In 2016 Filmmaker Magazine, saw the film as a "...fascinating bridge between the classical period, represented by John Ford and John Wayne, and the postmodern age of Peckinpah, Corbucci, and Leone. A bouillabaisse of elements that should not work together but do – lyricism, graphic violence, moral contemplation, broad humour, feminist inquiry – it is a masterful hybrid of tried and true Hollywood conventions and the more confrontational style of the Italian Westerns that supplanted American oaters in the mainstream consciousness".

==Legacy==
Quentin Tarantino said the film was one of his inspirations for Kill Bill. "Why I love Hannie Caulder so much is Robert Culp. He is so magnificent in that movie. I actually think there's a bit of similarity between Pai Mei and the Bride (in Kill Bill: Volume 2)."

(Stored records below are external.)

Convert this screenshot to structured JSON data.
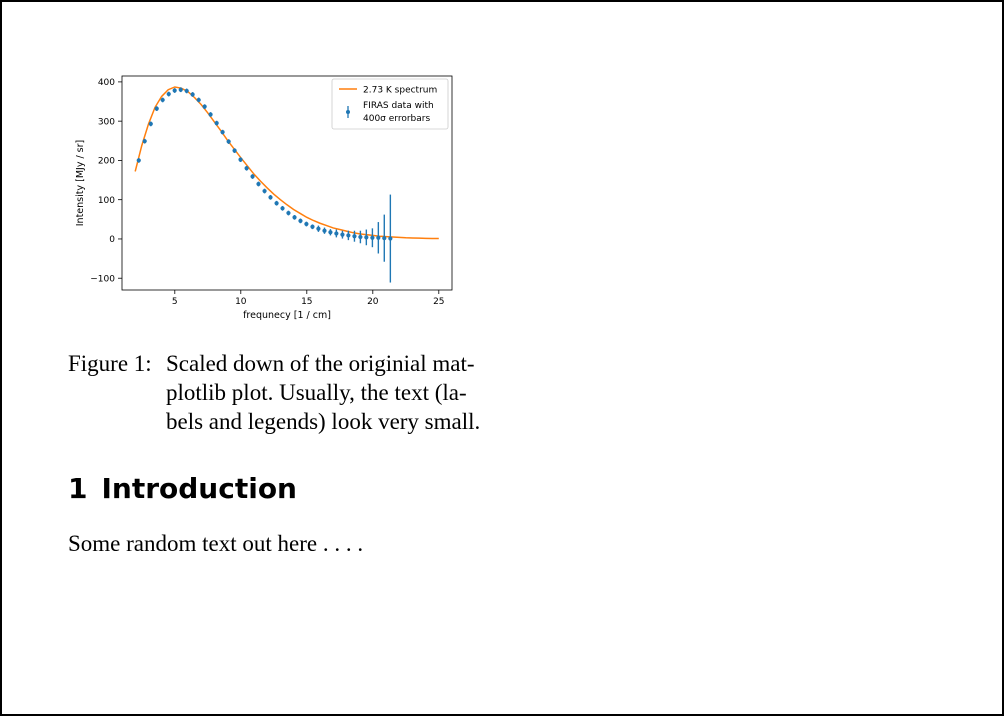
{
  "figure": {
    "chart_data": {
      "type": "line",
      "xlabel": "frequnecy [1 / cm]",
      "ylabel": "Intensity [MJy / sr]",
      "xlim": [
        1,
        26
      ],
      "ylim": [
        -130,
        415
      ],
      "xticks": [
        5,
        10,
        15,
        20,
        25
      ],
      "yticks": [
        -100,
        0,
        100,
        200,
        300,
        400
      ],
      "legend_position": "top-right",
      "grid": false,
      "series": [
        {
          "name": "2.73 K spectrum",
          "kind": "line",
          "color": "#ff7f0e",
          "x": [
            2.0,
            2.5,
            3.0,
            3.5,
            4.0,
            4.5,
            5.0,
            5.5,
            6.0,
            6.5,
            7.0,
            7.5,
            8.0,
            8.5,
            9.0,
            9.5,
            10.0,
            10.5,
            11.0,
            11.5,
            12.0,
            12.5,
            13.0,
            13.5,
            14.0,
            14.5,
            15.0,
            15.5,
            16.0,
            16.5,
            17.0,
            17.5,
            18.0,
            18.5,
            19.0,
            19.5,
            20.0,
            20.5,
            21.0,
            21.5,
            22.0,
            22.5,
            23.0,
            23.5,
            24.0,
            24.5,
            25.0
          ],
          "y": [
            172,
            238,
            292,
            335,
            363,
            380,
            387,
            384,
            375,
            360,
            342,
            321,
            298,
            275,
            251,
            229,
            207,
            186,
            165,
            147,
            130,
            114,
            100,
            87,
            75,
            65,
            55,
            47,
            40,
            34,
            28,
            24,
            20,
            16,
            13,
            11,
            9,
            7,
            6,
            5,
            4,
            3,
            2.5,
            2,
            1.5,
            1.2,
            1
          ]
        },
        {
          "name": "FIRAS data with\n400σ errorbars",
          "legend_lines": [
            "FIRAS data with",
            "400σ errorbars"
          ],
          "kind": "errorbar",
          "color": "#1f77b4",
          "x": [
            2.27,
            2.72,
            3.18,
            3.63,
            4.08,
            4.54,
            4.99,
            5.45,
            5.9,
            6.35,
            6.81,
            7.26,
            7.71,
            8.17,
            8.62,
            9.08,
            9.53,
            9.98,
            10.44,
            10.89,
            11.34,
            11.8,
            12.25,
            12.71,
            13.16,
            13.61,
            14.07,
            14.52,
            14.97,
            15.43,
            15.88,
            16.34,
            16.79,
            17.24,
            17.7,
            18.15,
            18.61,
            19.06,
            19.51,
            19.97,
            20.42,
            20.87,
            21.33
          ],
          "y": [
            200,
            249,
            293,
            332,
            354,
            369,
            378,
            380,
            377,
            368,
            354,
            337,
            317,
            295,
            272,
            248,
            225,
            202,
            180,
            159,
            140,
            122,
            106,
            91,
            78,
            66,
            55,
            46,
            38,
            31,
            26,
            21,
            17,
            14,
            11,
            9,
            7,
            5,
            4,
            3,
            3,
            2,
            1
          ],
          "yerr": [
            6,
            6,
            6,
            6,
            6,
            6,
            6,
            6,
            6,
            6,
            6,
            6,
            6,
            6,
            6,
            6,
            6,
            6,
            6,
            6,
            6,
            6,
            6,
            6,
            6,
            6,
            6,
            6,
            6,
            6,
            8,
            8,
            8,
            10,
            10,
            12,
            14,
            16,
            20,
            24,
            40,
            60,
            112
          ]
        }
      ]
    }
  },
  "caption": {
    "label": "Figure 1:",
    "lines": [
      "Scaled down of the originial mat-",
      "plotlib plot.  Usually, the text (la-",
      "bels and legends) look very small."
    ]
  },
  "section": {
    "number": "1",
    "title": "Introduction"
  },
  "body": {
    "text": "Some random text out here . . . ."
  }
}
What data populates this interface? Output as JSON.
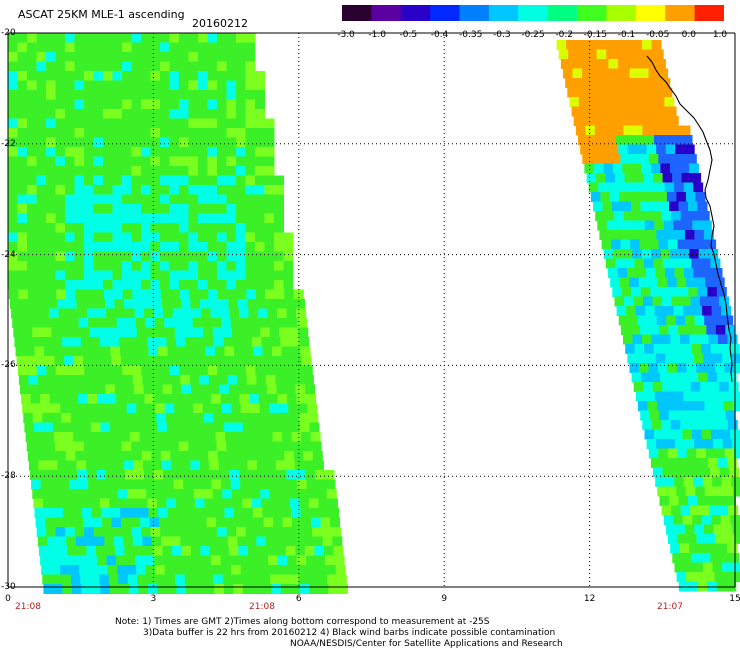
{
  "header": {
    "title": "ASCAT 25KM MLE-1 ascending",
    "date": "20160212"
  },
  "colorbar": {
    "labels": [
      "-3.0",
      "-1.0",
      "-0.5",
      "-0.4",
      "-0.35",
      "-0.3",
      "-0.25",
      "-0.2",
      "-0.15",
      "-0.1",
      "-0.05",
      "0.0",
      "1.0"
    ],
    "colors": [
      "#2a0030",
      "#5a00a0",
      "#2a00c8",
      "#0028ff",
      "#0080ff",
      "#00c8ff",
      "#00ffe0",
      "#00ff80",
      "#40ff20",
      "#a8ff00",
      "#ffff00",
      "#ffa000",
      "#ff2000"
    ]
  },
  "map": {
    "y_ticks": [
      "-20",
      "-22",
      "-24",
      "-26",
      "-28",
      "-30"
    ],
    "x_ticks": [
      "0",
      "3",
      "6",
      "9",
      "12",
      "15"
    ],
    "pass_times": [
      "21:08",
      "21:08",
      "21:07"
    ],
    "colors": {
      "green": "#3cf028",
      "lime": "#7aff1e",
      "cyan": "#00ffe6",
      "aqua": "#00c8ff",
      "blue": "#1e64ff",
      "darkblue": "#2800c8",
      "yellow": "#dcff00",
      "orange": "#ffa000",
      "coastline": "#000000"
    }
  },
  "footer": {
    "line1": "Note: 1) Times are GMT 2)Times along bottom correspond to measurement at -25S",
    "line2": "3)Data buffer is 22 hrs from 20160212 4) Black wind barbs indicate possible contamination",
    "line3": "NOAA/NESDIS/Center for Satellite Applications and Research"
  }
}
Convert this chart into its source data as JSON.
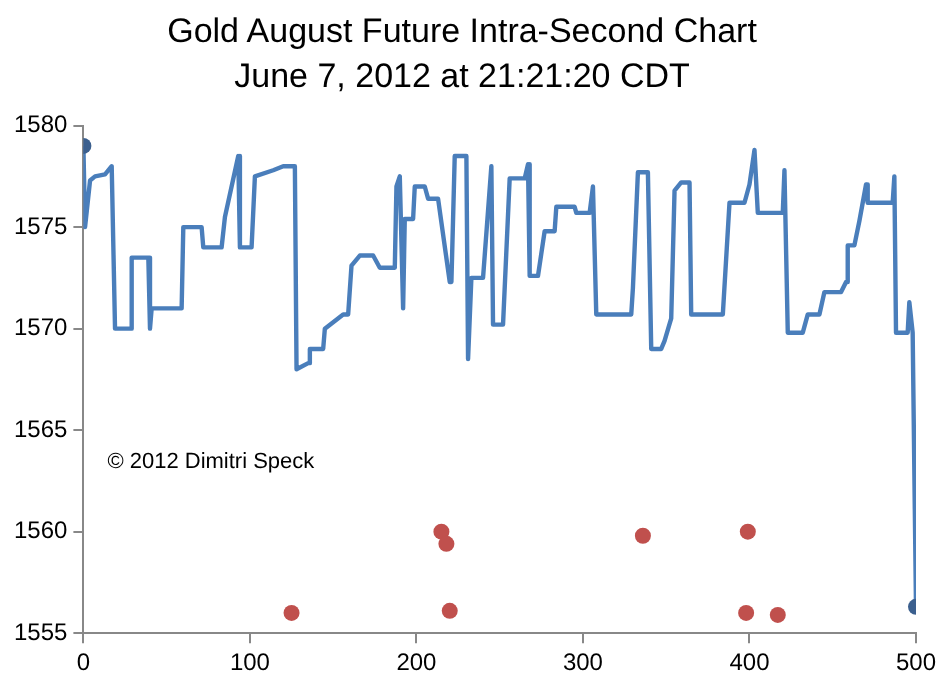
{
  "chart_data": {
    "type": "line",
    "title": "Gold August Future Intra-Second Chart",
    "subtitle": "June 7, 2012 at 21:21:20 CDT",
    "annotations": [
      "© 2012 Dimitri Speck"
    ],
    "xlim": [
      0,
      500
    ],
    "xticks": [
      0,
      100,
      200,
      300,
      400,
      500
    ],
    "ylim": [
      1555,
      1580
    ],
    "yticks": [
      1555,
      1560,
      1565,
      1570,
      1575,
      1580
    ],
    "grid": false,
    "legend": false,
    "series": [
      {
        "color": "#4a7ebb",
        "marker": "none",
        "x": [
          0,
          1,
          4,
          7,
          13,
          17,
          19,
          28,
          29,
          39,
          40,
          41,
          59,
          60,
          71,
          72,
          83,
          85,
          93,
          94,
          101,
          103,
          114,
          120,
          127,
          128,
          135,
          136,
          144,
          145,
          156,
          159,
          161,
          166,
          174,
          178,
          187,
          188,
          190,
          192,
          193,
          198,
          199,
          205,
          207,
          213,
          220,
          221,
          223,
          230,
          231,
          233,
          240,
          245,
          246,
          252,
          256,
          265,
          267,
          268,
          273,
          277,
          283,
          284,
          295,
          296,
          304,
          306,
          308,
          329,
          330,
          333,
          339,
          341,
          347,
          349,
          353,
          355,
          359,
          364,
          365,
          384,
          388,
          397,
          400,
          403,
          405,
          420,
          421,
          423,
          432,
          435,
          442,
          445,
          455,
          458,
          459,
          463,
          466,
          470,
          471,
          486,
          487,
          488,
          495,
          496,
          498,
          500
        ],
        "values": [
          1579,
          1575,
          1577.3,
          1577.5,
          1577.6,
          1578,
          1570,
          1570,
          1573.5,
          1573.5,
          1570,
          1571,
          1571,
          1575,
          1575,
          1574,
          1574,
          1575.5,
          1578.5,
          1574,
          1574,
          1577.5,
          1577.8,
          1578,
          1578,
          1568,
          1568.3,
          1569,
          1569,
          1570,
          1570.7,
          1570.7,
          1573.1,
          1573.6,
          1573.6,
          1573,
          1573,
          1577,
          1577.5,
          1571,
          1575.4,
          1575.4,
          1577,
          1577,
          1576.4,
          1576.4,
          1572.3,
          1572.3,
          1578.5,
          1578.5,
          1568.5,
          1572.5,
          1572.5,
          1578,
          1570.2,
          1570.2,
          1577.4,
          1577.4,
          1578.1,
          1572.6,
          1572.6,
          1574.8,
          1574.8,
          1576,
          1576,
          1575.7,
          1575.7,
          1577,
          1570.7,
          1570.7,
          1572,
          1577.7,
          1577.7,
          1569,
          1569,
          1569.4,
          1570.5,
          1576.8,
          1577.2,
          1577.2,
          1570.7,
          1570.7,
          1576.2,
          1576.2,
          1577.1,
          1578.8,
          1575.7,
          1575.7,
          1577.8,
          1569.8,
          1569.8,
          1570.7,
          1570.7,
          1571.8,
          1571.8,
          1572.3,
          1574.1,
          1574.1,
          1575.3,
          1577.1,
          1576.2,
          1576.2,
          1577.5,
          1569.8,
          1569.8,
          1571.3,
          1569.8,
          1556.3
        ]
      },
      {
        "type": "scatter",
        "color": "#3b5f8e",
        "marker": "circle",
        "x": [
          0,
          500
        ],
        "values": [
          1579,
          1556.3
        ]
      },
      {
        "type": "scatter",
        "color": "#c0504d",
        "marker": "circle",
        "x": [
          125,
          215,
          218,
          220,
          336,
          398,
          399,
          417
        ],
        "values": [
          1556,
          1560,
          1559.4,
          1556.1,
          1559.8,
          1556,
          1560,
          1555.9
        ]
      }
    ]
  }
}
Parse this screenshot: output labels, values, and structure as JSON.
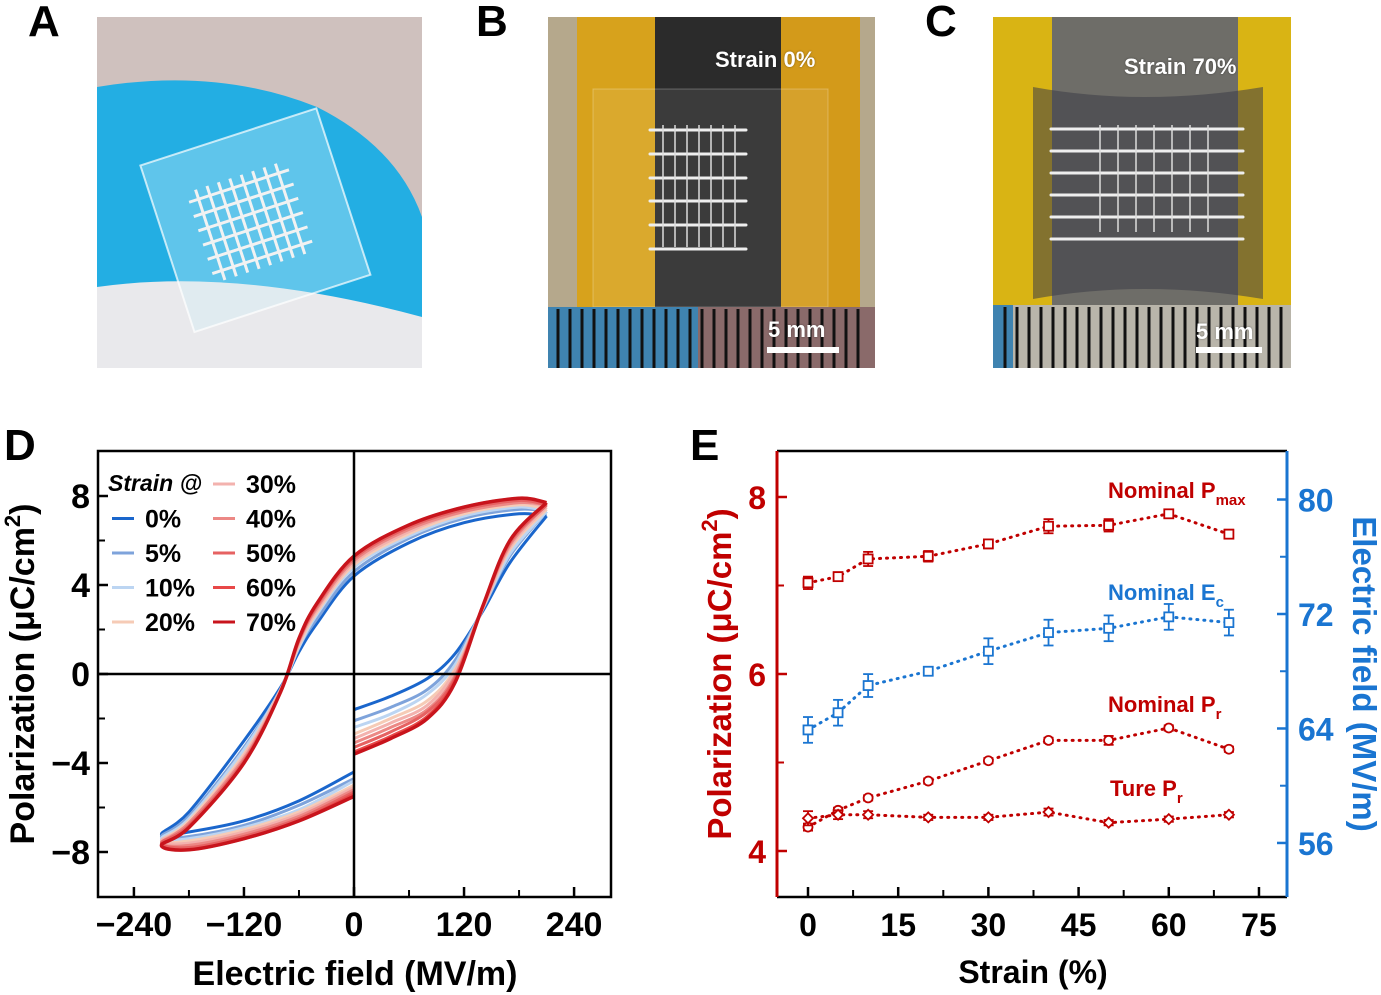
{
  "panels": {
    "a": {
      "letter": "A"
    },
    "b": {
      "letter": "B",
      "caption": "Strain 0%",
      "scale_bar": "5 mm"
    },
    "c": {
      "letter": "C",
      "caption": "Strain 70%",
      "scale_bar": "5 mm"
    },
    "d": {
      "letter": "D"
    },
    "e": {
      "letter": "E"
    }
  },
  "chart_data": [
    {
      "type": "line",
      "panel": "D",
      "xlabel": "Electric field (MV/m)",
      "ylabel": "Polarization (μC/cm",
      "ylabel_sup": "2",
      "ylabel_end": ")",
      "xlim": [
        -280,
        280
      ],
      "ylim": [
        -10,
        10
      ],
      "xticks": [
        "−240",
        "−120",
        "0",
        "120",
        "240"
      ],
      "xtick_values": [
        -240,
        -120,
        0,
        120,
        240
      ],
      "yticks": [
        "8",
        "4",
        "0",
        "−4",
        "−8"
      ],
      "ytick_values": [
        8,
        4,
        0,
        -4,
        -8
      ],
      "grid": false,
      "legend_title": "Strain @",
      "legend_position": "top-left",
      "upper_branch_E": [
        210,
        180,
        120,
        60,
        0,
        -40,
        -60,
        -80,
        -120,
        -180,
        -210
      ],
      "lower_left_E": [
        -210,
        -180,
        -120,
        -60,
        0
      ],
      "lower_right_E": [
        0,
        40,
        80,
        110,
        140,
        170,
        210
      ],
      "series": [
        {
          "name": "0%",
          "color": "#1a66cc",
          "upper": [
            7.1,
            7.2,
            6.8,
            5.9,
            4.4,
            2.3,
            1.0,
            -0.6,
            -3.0,
            -6.2,
            -7.2
          ],
          "lower_left": [
            -7.2,
            -7.1,
            -6.6,
            -5.7,
            -4.4
          ],
          "lower_right": [
            -1.6,
            -1.0,
            -0.2,
            0.9,
            2.8,
            5.0,
            7.1
          ]
        },
        {
          "name": "5%",
          "color": "#7ea3db",
          "upper": [
            7.3,
            7.4,
            7.0,
            6.1,
            4.6,
            2.5,
            1.2,
            -0.7,
            -3.3,
            -6.4,
            -7.3
          ],
          "lower_left": [
            -7.3,
            -7.3,
            -6.8,
            -5.9,
            -4.7
          ],
          "lower_right": [
            -2.1,
            -1.5,
            -0.7,
            0.6,
            2.9,
            5.3,
            7.3
          ]
        },
        {
          "name": "10%",
          "color": "#bcd5f2",
          "upper": [
            7.3,
            7.5,
            7.1,
            6.2,
            4.8,
            2.7,
            1.2,
            -0.7,
            -3.4,
            -6.5,
            -7.4
          ],
          "lower_left": [
            -7.4,
            -7.4,
            -6.9,
            -6.1,
            -4.8
          ],
          "lower_right": [
            -2.4,
            -1.8,
            -0.9,
            0.4,
            2.9,
            5.4,
            7.3
          ]
        },
        {
          "name": "20%",
          "color": "#f6cbb6",
          "upper": [
            7.4,
            7.6,
            7.2,
            6.3,
            4.9,
            2.8,
            1.3,
            -0.7,
            -3.6,
            -6.6,
            -7.5
          ],
          "lower_left": [
            -7.5,
            -7.5,
            -7.0,
            -6.2,
            -5.0
          ],
          "lower_right": [
            -2.7,
            -2.0,
            -1.2,
            0.2,
            2.9,
            5.6,
            7.4
          ]
        },
        {
          "name": "30%",
          "color": "#f3b2ae",
          "upper": [
            7.5,
            7.7,
            7.3,
            6.4,
            5.0,
            2.9,
            1.4,
            -0.7,
            -3.7,
            -6.7,
            -7.5
          ],
          "lower_left": [
            -7.5,
            -7.6,
            -7.1,
            -6.3,
            -5.1
          ],
          "lower_right": [
            -2.9,
            -2.2,
            -1.4,
            0.1,
            2.9,
            5.7,
            7.5
          ]
        },
        {
          "name": "40%",
          "color": "#ec8885",
          "upper": [
            7.6,
            7.7,
            7.3,
            6.5,
            5.1,
            3.0,
            1.5,
            -0.8,
            -3.8,
            -6.7,
            -7.6
          ],
          "lower_left": [
            -7.6,
            -7.7,
            -7.2,
            -6.4,
            -5.2
          ],
          "lower_right": [
            -3.1,
            -2.4,
            -1.6,
            -0.1,
            3.0,
            5.8,
            7.6
          ]
        },
        {
          "name": "50%",
          "color": "#e66262",
          "upper": [
            7.6,
            7.8,
            7.4,
            6.6,
            5.2,
            3.1,
            1.5,
            -0.8,
            -3.9,
            -6.8,
            -7.6
          ],
          "lower_left": [
            -7.6,
            -7.8,
            -7.3,
            -6.5,
            -5.3
          ],
          "lower_right": [
            -3.3,
            -2.6,
            -1.7,
            -0.2,
            3.0,
            5.9,
            7.6
          ]
        },
        {
          "name": "60%",
          "color": "#e84848",
          "upper": [
            7.7,
            7.9,
            7.5,
            6.7,
            5.3,
            3.2,
            1.6,
            -0.8,
            -4.0,
            -6.9,
            -7.7
          ],
          "lower_left": [
            -7.7,
            -7.9,
            -7.4,
            -6.6,
            -5.4
          ],
          "lower_right": [
            -3.5,
            -2.8,
            -1.9,
            -0.3,
            3.0,
            6.0,
            7.7
          ]
        },
        {
          "name": "70%",
          "color": "#c8141c",
          "upper": [
            7.7,
            7.9,
            7.5,
            6.7,
            5.3,
            3.2,
            1.6,
            -0.8,
            -4.0,
            -6.9,
            -7.7
          ],
          "lower_left": [
            -7.7,
            -7.9,
            -7.4,
            -6.6,
            -5.5
          ],
          "lower_right": [
            -3.6,
            -2.9,
            -2.0,
            -0.4,
            3.0,
            6.0,
            7.7
          ]
        }
      ]
    },
    {
      "type": "line",
      "panel": "E",
      "xlabel": "Strain (%)",
      "ylabel_left": "Polarization (μC/cm",
      "ylabel_left_sup": "2",
      "ylabel_left_end": ")",
      "ylabel_right": "Electric field (MV/m)",
      "left_color": "#c00000",
      "right_color": "#1a75d1",
      "xlim": [
        -5,
        80
      ],
      "ylim_left": [
        3.5,
        8.5
      ],
      "ylim_right": [
        52.2,
        83.4
      ],
      "xticks": [
        "0",
        "15",
        "30",
        "45",
        "60",
        "75"
      ],
      "xtick_values": [
        0,
        15,
        30,
        45,
        60,
        75
      ],
      "yticks_left": [
        "8",
        "6",
        "4"
      ],
      "ytick_left_values": [
        8,
        6,
        4
      ],
      "yticks_right": [
        "80",
        "72",
        "64",
        "56"
      ],
      "ytick_right_values": [
        80,
        72,
        64,
        56
      ],
      "grid": false,
      "x": [
        0,
        5,
        10,
        20,
        30,
        40,
        50,
        60,
        70
      ],
      "series": [
        {
          "label": "Nominal P",
          "label_sub": "max",
          "axis": "left",
          "marker": "square",
          "color": "#c00000",
          "values": [
            7.03,
            7.1,
            7.3,
            7.33,
            7.47,
            7.67,
            7.68,
            7.81,
            7.58
          ],
          "errors": [
            0.07,
            0.05,
            0.08,
            0.06,
            0.05,
            0.08,
            0.07,
            0.03,
            0.05
          ]
        },
        {
          "label": "Nominal E",
          "label_sub": "c",
          "axis": "right",
          "marker": "square",
          "color": "#1a75d1",
          "values": [
            63.9,
            65.1,
            67.0,
            68.0,
            69.4,
            70.7,
            71.0,
            71.8,
            71.4
          ],
          "errors": [
            0.9,
            0.9,
            0.8,
            0.3,
            0.9,
            0.9,
            0.9,
            0.9,
            0.9
          ]
        },
        {
          "label": "Nominal P",
          "label_sub": "r",
          "axis": "left",
          "marker": "circle",
          "color": "#c00000",
          "values": [
            4.27,
            4.46,
            4.6,
            4.79,
            5.02,
            5.25,
            5.25,
            5.39,
            5.15
          ],
          "errors": [
            0.04,
            0.03,
            0.03,
            0.03,
            0.03,
            0.03,
            0.05,
            0.03,
            0.03
          ]
        },
        {
          "label": "Ture P",
          "label_sub": "r",
          "axis": "left",
          "marker": "diamond",
          "color": "#c00000",
          "values": [
            4.37,
            4.41,
            4.41,
            4.38,
            4.38,
            4.44,
            4.32,
            4.36,
            4.41
          ],
          "errors": [
            0.08,
            0.05,
            0.04,
            0.03,
            0.03,
            0.04,
            0.03,
            0.03,
            0.03
          ]
        }
      ]
    }
  ]
}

Dominique Mainon and James Ursini note in The Modern Amazons: Warrior Women On-Screen that "With Sam Raimi's The Quick and the Dead (1995), producer-star Sharon Stone revisits the domain carved out by Raquel Welch in Hannie Caulder. . . . Like Hannie Caulder before her, as a woman who has taken on the traditional role of a man, she is derided and shunned for that decision."

==Home media==
The film was released on VHS. In 1995, a LaserDisc was released on a single extended-play disc by Paramount Pictures and distributed by Pioneer Video Manufacturing. It was presented in anamorphic widescreen and a full screen version with no extra features. A DVD was issued in the United Kingdom in 2006 with no extra features. It was reissued in 2010 on anamorphic widescreen with theatrical trailer and stills gallery as extra features. In 2011, Olive Films released the film for the first time on Blu-ray disc in the United States (region A) with no bonus features. It was again released in the U.S. on November 15, 2016, as a digitally restored signature edition Blu-ray with four new bonus features including an audio commentary by Western expert and director Alex Cox, "Exploitation or Redemption?" a 12-minute featurette on the examination of rape-revenge movies with Ben Sher, a 21-minute interview with cultural historian Sir Christopher Frayling on the making of Hannie Caulder, and the history of Tigon Studios titled "Win or Lose" and a 10-page essay titled "Sympathy for Lady Vengeance" by film critic Kim Morgan in digital and booklet form.